Most truly, what is found often behind these doors is not love, blissful intimacy, and consummate freedom, but rather woundedness, anger, loneliness, and an obsessive addiction to internet pornography. Internet porn has become the master sedative to insecurity and difficulty. Many of our brothers and sisters are fighting a great psychological and spiritual battle, daily, because of it.
Certainly, as our world now grapples with the coronavirus pandemic, with the increased obligation of social distancing and isolation and the heightened levels of personal stress, this pandemic threatens not only the bodies of those with underlying illness but the souls of many who already struggle with this underlying illness in their moral/spiritual lives.
Regardless of a biological pandemic threat, secular medical and psychological authorities have finally begun to call unbridled access to internet pornography a societal epidemic. Even outside of religious belief, it is becoming increasingly clear that even casual use of pornography is not healthy human behavior. It does not lead to human flourishing, but distortion, division, and even destruction of the human person. Yet our religious belief can further inform us that there is something deeply problematic about the use of pornography, particularly in an overly accessible, technological age.
A profound theological seed can be found early in the Dark Mirror episode. While Linette—one of Daly’s digitally abducted co-workers—admires some of Daly’s Star Fleet memorabilia, a line sticks out on the movie poster attached to the wall: “Star Fleet: Featuring the Mystery of Infinite Reality.” In fact, it is an essential desire of humanity to discover the mystery of infinite reality! This is truly what Daly seeks, yet he seeks it on his own unbridled terms of licentious fantasy, to his own loss. His digital fantasy is a well that will never draw the water of eternal life.
In reality, the virtual world of internet pornography is a false infinity. It is a grasping to fill an internal, existentially infinite hole with something that is utterly finite. Only through living a life of charity and a sexuality of self-gift over greed will the human person come to know that infinite fulfillment which they so desperately desire. St. John Paul II famously said that the problem with pornography is not that it shows too much, but that it shows far too little. Sex without the context of God’s plan makes no real sense.
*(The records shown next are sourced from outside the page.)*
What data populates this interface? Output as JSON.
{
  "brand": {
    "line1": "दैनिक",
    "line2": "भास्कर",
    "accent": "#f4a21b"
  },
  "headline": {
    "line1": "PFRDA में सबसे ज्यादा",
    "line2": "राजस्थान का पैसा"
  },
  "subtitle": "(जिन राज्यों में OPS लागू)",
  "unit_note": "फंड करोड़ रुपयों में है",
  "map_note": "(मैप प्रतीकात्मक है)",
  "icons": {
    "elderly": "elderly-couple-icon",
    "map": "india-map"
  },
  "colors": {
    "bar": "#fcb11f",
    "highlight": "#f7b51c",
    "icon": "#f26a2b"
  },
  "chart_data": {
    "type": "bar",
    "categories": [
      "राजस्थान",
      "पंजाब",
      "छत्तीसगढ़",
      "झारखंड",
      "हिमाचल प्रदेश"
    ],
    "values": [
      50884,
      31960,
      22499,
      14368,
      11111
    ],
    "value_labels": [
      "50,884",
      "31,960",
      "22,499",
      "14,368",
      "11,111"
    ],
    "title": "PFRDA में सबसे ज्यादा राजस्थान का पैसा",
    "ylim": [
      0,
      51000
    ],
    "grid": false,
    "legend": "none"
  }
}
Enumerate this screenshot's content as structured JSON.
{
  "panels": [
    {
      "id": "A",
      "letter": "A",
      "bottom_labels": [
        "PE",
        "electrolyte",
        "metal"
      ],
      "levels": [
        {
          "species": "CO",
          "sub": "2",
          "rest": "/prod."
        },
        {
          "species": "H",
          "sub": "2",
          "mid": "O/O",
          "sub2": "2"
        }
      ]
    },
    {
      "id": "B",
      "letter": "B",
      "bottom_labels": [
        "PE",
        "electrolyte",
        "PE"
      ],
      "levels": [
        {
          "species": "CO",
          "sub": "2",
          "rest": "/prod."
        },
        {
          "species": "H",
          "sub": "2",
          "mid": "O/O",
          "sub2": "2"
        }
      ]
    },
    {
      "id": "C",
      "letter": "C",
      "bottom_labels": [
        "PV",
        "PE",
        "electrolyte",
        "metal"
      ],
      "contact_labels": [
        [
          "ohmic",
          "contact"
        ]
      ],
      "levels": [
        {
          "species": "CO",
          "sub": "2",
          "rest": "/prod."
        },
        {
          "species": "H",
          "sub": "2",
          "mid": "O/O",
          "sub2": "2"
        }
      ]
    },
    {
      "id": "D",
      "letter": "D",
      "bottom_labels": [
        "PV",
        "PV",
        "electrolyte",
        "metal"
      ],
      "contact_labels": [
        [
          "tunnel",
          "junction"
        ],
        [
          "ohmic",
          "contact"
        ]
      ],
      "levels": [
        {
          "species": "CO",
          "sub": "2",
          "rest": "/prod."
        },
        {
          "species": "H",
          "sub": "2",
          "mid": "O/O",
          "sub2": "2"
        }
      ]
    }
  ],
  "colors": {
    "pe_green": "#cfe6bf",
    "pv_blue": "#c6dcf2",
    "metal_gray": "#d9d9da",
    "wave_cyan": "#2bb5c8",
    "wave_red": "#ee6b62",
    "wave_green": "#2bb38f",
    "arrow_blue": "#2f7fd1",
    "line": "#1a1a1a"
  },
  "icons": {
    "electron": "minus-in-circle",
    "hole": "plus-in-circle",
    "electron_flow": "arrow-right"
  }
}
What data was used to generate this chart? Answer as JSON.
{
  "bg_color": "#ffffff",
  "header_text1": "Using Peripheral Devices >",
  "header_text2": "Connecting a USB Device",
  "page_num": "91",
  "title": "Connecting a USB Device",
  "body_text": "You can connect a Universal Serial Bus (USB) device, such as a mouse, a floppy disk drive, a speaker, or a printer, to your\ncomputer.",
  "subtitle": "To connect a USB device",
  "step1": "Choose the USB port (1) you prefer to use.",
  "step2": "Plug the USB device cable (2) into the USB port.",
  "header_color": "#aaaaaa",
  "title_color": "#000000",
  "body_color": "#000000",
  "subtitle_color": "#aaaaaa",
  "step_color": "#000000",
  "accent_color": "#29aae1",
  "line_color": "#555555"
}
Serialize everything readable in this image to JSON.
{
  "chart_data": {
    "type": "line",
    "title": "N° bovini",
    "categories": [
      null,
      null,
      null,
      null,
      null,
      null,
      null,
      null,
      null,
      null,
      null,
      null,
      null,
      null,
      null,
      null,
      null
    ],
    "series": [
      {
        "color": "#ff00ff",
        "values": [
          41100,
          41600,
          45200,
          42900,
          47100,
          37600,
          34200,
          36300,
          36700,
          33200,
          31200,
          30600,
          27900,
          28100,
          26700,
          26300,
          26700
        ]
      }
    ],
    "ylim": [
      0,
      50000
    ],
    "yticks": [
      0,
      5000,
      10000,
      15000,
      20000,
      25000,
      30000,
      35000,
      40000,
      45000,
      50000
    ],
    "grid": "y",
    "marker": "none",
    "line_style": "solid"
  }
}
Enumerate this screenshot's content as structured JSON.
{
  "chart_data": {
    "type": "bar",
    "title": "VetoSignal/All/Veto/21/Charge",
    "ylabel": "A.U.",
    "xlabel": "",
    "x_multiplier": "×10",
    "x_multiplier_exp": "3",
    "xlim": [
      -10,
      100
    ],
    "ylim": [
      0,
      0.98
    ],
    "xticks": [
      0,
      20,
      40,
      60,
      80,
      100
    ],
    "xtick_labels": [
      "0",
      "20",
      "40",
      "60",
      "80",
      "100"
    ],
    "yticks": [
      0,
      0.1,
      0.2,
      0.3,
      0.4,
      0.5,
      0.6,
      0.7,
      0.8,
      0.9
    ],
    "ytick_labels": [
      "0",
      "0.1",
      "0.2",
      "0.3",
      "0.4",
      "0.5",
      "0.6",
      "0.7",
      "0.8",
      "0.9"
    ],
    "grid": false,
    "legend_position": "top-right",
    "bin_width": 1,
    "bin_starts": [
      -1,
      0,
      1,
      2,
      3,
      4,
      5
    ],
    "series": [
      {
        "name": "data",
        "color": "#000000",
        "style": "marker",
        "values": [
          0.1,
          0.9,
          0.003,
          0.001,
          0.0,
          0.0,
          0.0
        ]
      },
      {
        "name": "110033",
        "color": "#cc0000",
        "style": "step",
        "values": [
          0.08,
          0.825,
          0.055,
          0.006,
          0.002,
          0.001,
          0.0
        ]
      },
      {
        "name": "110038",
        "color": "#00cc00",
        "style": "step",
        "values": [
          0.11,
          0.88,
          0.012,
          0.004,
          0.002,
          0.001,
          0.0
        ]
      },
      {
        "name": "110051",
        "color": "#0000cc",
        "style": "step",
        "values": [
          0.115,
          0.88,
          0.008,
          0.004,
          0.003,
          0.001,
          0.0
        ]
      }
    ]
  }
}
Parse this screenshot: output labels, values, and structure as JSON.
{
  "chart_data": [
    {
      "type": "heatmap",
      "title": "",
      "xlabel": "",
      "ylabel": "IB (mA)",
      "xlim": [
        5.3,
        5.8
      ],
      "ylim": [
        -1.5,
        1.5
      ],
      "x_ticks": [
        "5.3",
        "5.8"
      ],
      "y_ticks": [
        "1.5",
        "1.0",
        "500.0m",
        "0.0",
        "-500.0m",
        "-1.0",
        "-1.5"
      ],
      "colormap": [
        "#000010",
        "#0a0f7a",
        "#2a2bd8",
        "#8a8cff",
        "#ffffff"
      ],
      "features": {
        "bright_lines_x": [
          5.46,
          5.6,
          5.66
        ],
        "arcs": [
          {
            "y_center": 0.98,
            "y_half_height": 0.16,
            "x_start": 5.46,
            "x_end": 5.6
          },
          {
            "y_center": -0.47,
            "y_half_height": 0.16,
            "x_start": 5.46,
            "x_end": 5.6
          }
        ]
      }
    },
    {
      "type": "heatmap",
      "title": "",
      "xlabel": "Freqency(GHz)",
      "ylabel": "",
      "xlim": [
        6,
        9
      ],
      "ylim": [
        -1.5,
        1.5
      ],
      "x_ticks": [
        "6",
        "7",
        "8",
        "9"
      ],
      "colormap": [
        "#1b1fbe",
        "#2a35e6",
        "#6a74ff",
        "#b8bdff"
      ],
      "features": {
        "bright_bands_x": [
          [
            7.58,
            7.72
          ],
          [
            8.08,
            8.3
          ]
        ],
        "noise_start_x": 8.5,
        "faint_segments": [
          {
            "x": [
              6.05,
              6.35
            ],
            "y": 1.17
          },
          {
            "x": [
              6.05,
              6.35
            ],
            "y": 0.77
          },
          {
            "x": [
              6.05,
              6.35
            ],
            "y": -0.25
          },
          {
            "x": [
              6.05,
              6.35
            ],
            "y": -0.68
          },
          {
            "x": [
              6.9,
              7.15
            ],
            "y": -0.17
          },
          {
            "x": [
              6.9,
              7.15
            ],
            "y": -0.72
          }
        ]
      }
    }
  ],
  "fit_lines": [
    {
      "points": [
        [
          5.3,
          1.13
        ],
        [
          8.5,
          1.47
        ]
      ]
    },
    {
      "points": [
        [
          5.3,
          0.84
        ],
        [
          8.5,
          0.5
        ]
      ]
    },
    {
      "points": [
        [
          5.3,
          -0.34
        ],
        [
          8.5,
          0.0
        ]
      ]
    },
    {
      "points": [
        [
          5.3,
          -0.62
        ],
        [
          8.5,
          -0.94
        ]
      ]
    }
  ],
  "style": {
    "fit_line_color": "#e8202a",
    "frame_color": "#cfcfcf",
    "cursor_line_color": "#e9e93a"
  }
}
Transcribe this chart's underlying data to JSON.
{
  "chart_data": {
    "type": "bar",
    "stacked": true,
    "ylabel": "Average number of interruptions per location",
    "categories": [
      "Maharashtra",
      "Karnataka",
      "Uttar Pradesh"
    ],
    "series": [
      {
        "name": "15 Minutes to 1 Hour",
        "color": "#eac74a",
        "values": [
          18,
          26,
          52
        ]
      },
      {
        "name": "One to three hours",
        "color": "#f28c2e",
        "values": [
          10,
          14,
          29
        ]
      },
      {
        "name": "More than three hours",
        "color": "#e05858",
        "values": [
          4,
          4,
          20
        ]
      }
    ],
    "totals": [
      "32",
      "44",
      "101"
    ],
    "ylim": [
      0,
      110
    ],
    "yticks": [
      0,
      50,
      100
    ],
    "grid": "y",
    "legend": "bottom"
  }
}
Further, JPII’s philosophy of personalism proclaims that human sexuality needs to be governed by real love, not personal interest. Persons are not the means to the end of personal pleasure; they are ends in and of themselves, deserving of sacrificial love. No person, whether they are acting or viewing, is deserving of the manipulative slavery on which the pornography industry thrives.
Daly, no doubt, had real problems to deal with in the real world. Yet instead of seeking help, healing, and forgiveness, he chose to sedate himself in virtual reality by taking out his anger on the clones of real people. He chose slavery over true freedom. At the end of the episode, due to some clever maneuvering of the creatively resilient clones, Daly, in fact, ends up locked and trapped within his ego-centric fantasy world.
May we hear Black Mirror’s warning against the isolative selfishness that our culture so permissively promotes. May we discover more deeply the Church’s beautiful teaching on human sexuality as articulated in John Paul’s Theology of the Body. May we pray constantly for our brothers and sisters who find themselves bound the psychological and spiritual chains of a pornography addiction, especially in this time of social distancing and isolation. For, ultimately, a merciful and loving God seeks to liberate them from their chains and lead them to true freedom.